1. De tenaamstelling van een voertuig waarvoor een kenteken als bedoeld in artikel 4, tweede lid, is opgegeven vervalt na twaalf maanden.
2. De tenaamstelling van een voertuig waarvoor een kenteken als bedoeld in artikel 4, vijfde lid, is opgegeven vervalt na twee weken.
3. De tenaamstelling van een voertuig waarvoor een kenteken, als bedoeld in artikel 4, zesde lid, vervalt na één dag.
1. De Dienst Wegverkeer verklaart een tenaamstelling vervallen indien deze dienst van oordeel is, dat de omstandigheden bedoeld in artikel 51a, tweede lid, onderdelen a of b, van de wet zich voordoen.
2. De Dienst Wegverkeer kan een tenaamstelling vervallen verklaren indien voor het voertuig, waarvoor de tenaamstelling gold een nieuw kenteken is opgegeven.
3. De Dienst Wegverkeer kan een tenaamstelling vervallen verklaren indien naar het oordeel van deze dienst blijkt dat het voertuig waarvoor de tenaamstelling geldt:
a. voorgoed buiten gebruik is gesteld;
b. voorgoed buiten Nederland is gebracht;
c. definitief is bestemd voor gebruik buiten de weg, of
d. is gaan behoren tot een der ingevolge artikel 37 van de wet van de kentekenplicht uitgezonderde categorieën van voertuigen.
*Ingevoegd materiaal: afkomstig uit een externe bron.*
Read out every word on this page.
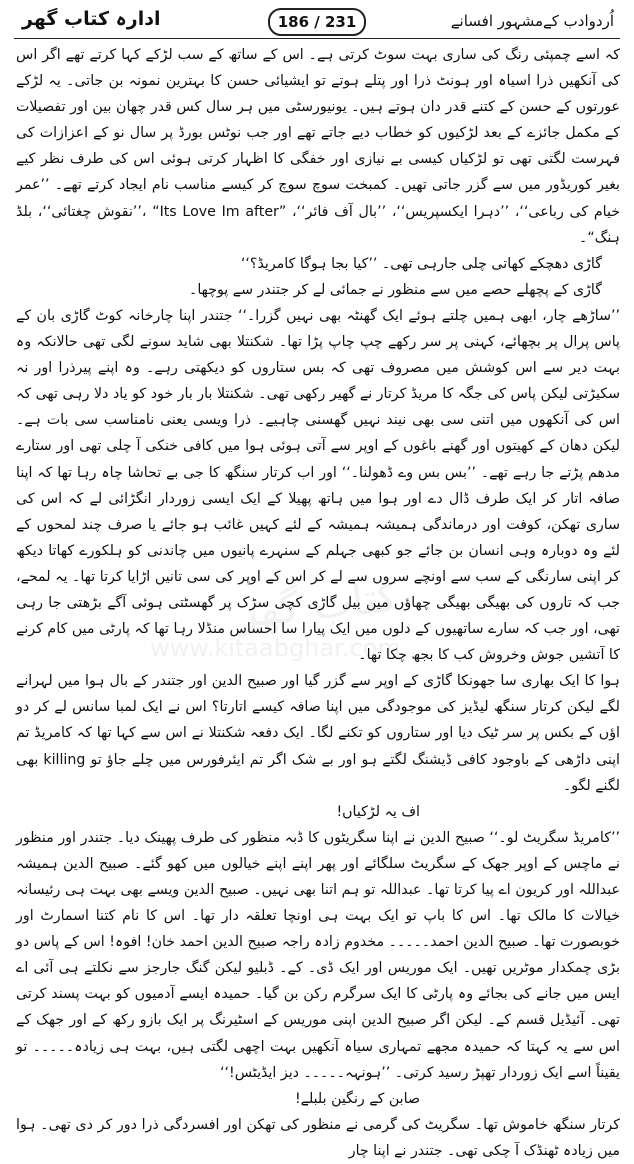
ادارہ کتاب گھر	186 / 231	اُردوادب کےمشہور افسانے
کتاب گھر
www.kitaabghar.com

کہ اسے چمپئی رنگ کی ساری بہت سوٹ کرتی ہے۔ اس کے ساتھ کے سب لڑکے کہا کرتے تھے اگر اس کی آنکھیں ذرا اسیاہ اور ہونٹ ذرا اور پتلے ہوتے تو ایشیائی حسن کا بہترین نمونہ بن جاتی۔ یہ لڑکے عورتوں کے حسن کے کتنے قدر دان ہوتے ہیں۔ یونیورسٹی میں ہر سال کس قدر چھان بین اور تفصیلات کے مکمل جائزے کے بعد لڑکیوں کو خطاب دیے جاتے تھے اور جب نوٹس بورڈ پر سال نو کے اعزازات کی فہرست لگتی تھی تو لڑکیاں کیسی بے نیازی اور خفگی کا اظہار کرتی ہوئی اس کی طرف نظر کیے بغیر کوریڈور میں سے گزر جاتی تھیں۔ کمبخت سوچ سوچ کر کیسے مناسب نام ایجاد کرتے تھے۔ ’’عمر خیام کی رباعی‘‘، ’’دہرا ایکسپریس‘‘، ’’بال آف فائر‘‘، ”Its Love Im after“ ،’’نقوش چغتائی‘‘، بلڈ ہنگ“۔

گاڑی دھچکے کھاتی چلی جارہی تھی۔ ’’کیا بجا ہوگا کامریڈ؟‘‘

گاڑی کے پچھلے حصے میں سے منظور نے جمائی لے کر جتندر سے پوچھا۔

’’ساڑھے چار، ابھی ہمیں چلتے ہوئے ایک گھنٹہ بھی نہیں گزرا۔‘‘ جتندر اپنا چارخانہ کوٹ گاڑی بان کے پاس پرال پر بچھائے، کہنی پر سر رکھے چپ چاپ پڑا تھا۔ شکنتلا بھی شاید سونے لگی تھی حالانکہ وہ بہت دیر سے اس کوشش میں مصروف تھی کہ بس ستاروں کو دیکھتی رہے۔ وہ اپنے پیرذرا اور نہ سکیڑتی لیکن پاس کی جگہ کا مریڈ کرتار نے گھیر رکھی تھی۔ شکنتلا بار بار خود کو یاد دلا رہی تھی کہ اس کی آنکھوں میں اتنی سی بھی نیند نہیں گھسنی چاہیے۔ ذرا ویسی یعنی نامناسب سی بات ہے۔ لیکن دھان کے کھیتوں اور گھنے باغوں کے اوپر سے آتی ہوئی ہوا میں کافی خنکی آ چلی تھی اور ستارے مدھم پڑتے جا رہے تھے۔ ’’بس بس وے ڈھولنا۔‘‘ اور اب کرتار سنگھ کا جی بے تحاشا چاہ رہا تھا کہ اپنا صافہ اتار کر ایک طرف ڈال دے اور ہوا میں ہاتھ پھیلا کے ایک ایسی زوردار انگڑائی لے کہ اس کی ساری تھکن، کوفت اور درماندگی ہمیشہ ہمیشہ کے لئے کہیں غائب ہو جائے یا صرف چند لمحوں کے لئے وہ دوبارہ وہی انسان بن جائے جو کبھی جہلم کے سنہرے پانیوں میں چاندنی کو ہلکورے کھاتا دیکھ کر اپنی سارنگی کے سب سے اونچے سروں سے لے کر اس کے اوپر کی سی تانیں اڑایا کرتا تھا۔ یہ لمحے، جب کہ تاروں کی بھیگی بھیگی چھاؤں میں بیل گاڑی کچی سڑک پر گھسٹتی ہوئی آگے بڑھتی جا رہی تھی، اور جب کہ سارے ساتھیوں کے دلوں میں ایک پیارا سا احساس منڈلا رہا تھا کہ پارٹی میں کام کرنے کا آتشیں جوش وخروش کب کا بجھ چکا تھا۔

ہوا کا ایک بھاری سا جھونکا گاڑی کے اوپر سے گزر گیا اور صبیح الدین اور جتندر کے بال ہوا میں لہرانے لگے لیکن کرتار سنگھ لیڈیز کی موجودگی میں اپنا صافہ کیسے اتارتا؟ اس نے ایک لمبا سانس لے کر دو اؤں کے بکس پر سر ٹیک دیا اور ستاروں کو تکنے لگا۔ ایک دفعہ شکنتلا نے اس سے کہا تھا کہ کامریڈ تم اپنی داڑھی کے باوجود کافی ڈیشنگ لگتے ہو اور بے شک اگر تم ایئرفورس میں چلے جاؤ تو killing بھی لگنے لگو۔

اف یہ لڑکیاں!

’’کامریڈ سگریٹ لو۔‘‘ صبیح الدین نے اپنا سگریٹوں کا ڈبہ منظور کی طرف پھینک دیا۔ جتندر اور منظور نے ماچس کے اوپر جھک کے سگریٹ سلگائے اور پھر اپنے اپنے خیالوں میں کھو گئے۔ صبیح الدین ہمیشہ عبداللہ اور کریون اے پیا کرتا تھا۔ عبداللہ تو ہم اتنا بھی نہیں۔ صبیح الدین ویسے بھی بہت ہی رئیسانہ خیالات کا مالک تھا۔ اس کا باپ تو ایک بہت ہی اونچا تعلقہ دار تھا۔ اس کا نام کتنا اسمارٹ اور خوبصورت تھا۔ صبیح الدین احمد۔۔۔۔۔ مخدوم زادہ راجہ صبیح الدین احمد خان! افوہ! اس کے پاس دو بڑی چمکدار موٹریں تھیں۔ ایک موریس اور ایک ڈی۔ کے۔ ڈبلیو لیکن گنگ جارجز سے نکلتے ہی آئی اے ایس میں جانے کی بجائے وہ پارٹی کا ایک سرگرم رکن بن گیا۔ حمیدہ ایسے آدمیوں کو بہت پسند کرتی تھی۔ آئیڈیل قسم کے۔ لیکن اگر صبیح الدین اپنی موریس کے اسٹیرنگ پر ایک بازو رکھ کے اور جھک کے اس سے یہ کہتا کہ حمیدہ مجھے تمہاری سیاہ آنکھیں بہت اچھی لگتی ہیں، بہت ہی زیادہ۔۔۔۔۔ تو یقیناً اسے ایک زوردار تھپڑ رسید کرتی۔ ’’ہونہہ۔۔۔۔۔ دیز ایڈیٹس!‘‘

صابن کے رنگین بلبلے!

کرتار سنگھ خاموش تھا۔ سگریٹ کی گرمی نے منظور کی تھکن اور افسردگی ذرا دور کر دی تھی۔ ہوا میں زیادہ ٹھنڈک آ چکی تھی۔ جتندر نے اپنا چار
4. De Dienst Wegverkeer kan een tenaamstelling vervallen verklaren indien naar oordeel van deze dienst blijkt dat:
a. degene op wiens naam het voertuig is ingeschreven opgehouden is eigenaar, bezitter of houder van het voertuig te zijn;
b. de reden waarom voor het voertuig een kenteken bevattende de lettergroep BN, CD, CDJ, GN, GV, ZZ of ZZZ is opgegeven is vervallen;
c. de eigenaar of houder van het voertuig onvrijwillig het bezit of het houderschap van het voertuig heeft verloren
d. degene die als tenaamgestelde in het kentekenregister is ingeschreven niet langer in Nederland woonachtig of gevestigd is.
5. In het geval, bedoeld in het derde lid, onderdeel a, verklaart de Dienst Wegverkeer de tenaamstelling vervallen indien het voorgoed buiten gebruik stellen van het voertuig overeenkomstig het bepaalde krachtens artikel 62, derde lid, van de wet wordt gemeld door een erkend bedrijf bedrijfsvoorraad dat gebruik maakt van de bevoegdheid, bedoeld in artikel 46, tweede lid, onderdeel c.
6. In afwijking van het vijfde lid verklaart de Dienst Wegverkeer een tenaamstelling vervallen indien:
a. de melding geschiedt door een ander dan een erkend bedrijf bedrijfsvoorraad dat de bevoegdheid, bedoeld in artikel 46, tweede lid, onderdeel c, heeft verkregen;
b. de melding betrekking heeft op een voertuig dat behoort tot een bij ministeriële regeling aangewezen categorie van voertuigen, en
c. wordt voldaan aan nadere bij ministeriële regeling vastgestelde voorwaarden.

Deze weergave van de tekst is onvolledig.